- Relator(a)
- Ministra Maria Thereza de Assis Moura
- Órgão julgador
- Sexta Turma
- Data do julgamento
- 04/05/2010
- Data de publicação
- 24/05/2010
STJ – Acórdão, Rel. Ministra Maria Thereza de Assis Moura, Sexta Turma, j. 04/05/2010, p. 24/05/2010
HABEAS CORPUS. ART. 14 DA LEI Nº 6.368/76. DOSIMETRIA DA PENA. RAZOABILIDADE. CIRCUNSTÂNCIAS JUDICIAIS DESFAVORÁVEIS. PENA-BASE FIXADA ACIMA DO MÍNIMO LEGAL. ALEGAÇÃO DE NÃO POSSUIR MAUS ANTECEDENTES. CONDENAÇÃO ANTERIOR TRANSITADA EM JULGADO. REINCIDÊNCIA NÃO CONSIDERADA. AUTOS NÃO INSTRUÍDOS COM A FOLHA PENAL. ILEGALIDADE NÃO DEMONSTRADA. 1. Não há ilegalidade a ser reconhecida se a pena-base do paciente foi fixada acima do mínimo legal, mas abaixo do máximo, em razão do reconhecimento de circunstâncias judiciais desfavoráveis, nos termos do art. 59 do Código Penal, de forma proporcional e razoável.
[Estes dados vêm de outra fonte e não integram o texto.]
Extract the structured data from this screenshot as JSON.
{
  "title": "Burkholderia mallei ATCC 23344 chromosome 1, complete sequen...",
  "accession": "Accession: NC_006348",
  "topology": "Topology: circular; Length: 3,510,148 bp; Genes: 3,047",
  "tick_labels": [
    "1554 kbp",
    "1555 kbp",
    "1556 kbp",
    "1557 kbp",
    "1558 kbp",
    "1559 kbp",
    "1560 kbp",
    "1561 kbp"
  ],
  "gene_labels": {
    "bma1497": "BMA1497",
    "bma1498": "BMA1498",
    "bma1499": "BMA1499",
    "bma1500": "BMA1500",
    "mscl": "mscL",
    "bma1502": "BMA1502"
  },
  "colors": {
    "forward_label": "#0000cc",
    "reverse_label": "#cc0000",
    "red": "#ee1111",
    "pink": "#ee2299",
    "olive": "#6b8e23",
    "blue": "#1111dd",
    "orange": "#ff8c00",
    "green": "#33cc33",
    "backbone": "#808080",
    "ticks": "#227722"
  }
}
Destacou-se que o paciente ocupa posição de liderança na organização criminosa, bem como possui antecedentes negativos. 2. Se a impetração admite que o paciente possuía condenação anterior transitada em julgado, e tal incidência não foi utilizada como agravante na segunda fase, nada impede que seja valorada na primeira fase de aplicação da pena, inexistindo bis in idem. Ademais, não há como avaliar a alegação de que o paciente não possui maus antecedentes se os autos não estão instruídos com sua folha penal. 3. Ordem denegada. (HC n. 90.415/RJ, relatora Ministra Maria Thereza de Assis Moura, Sexta Turma, julgado em 4/5/2010, DJe de 24/5/2010.)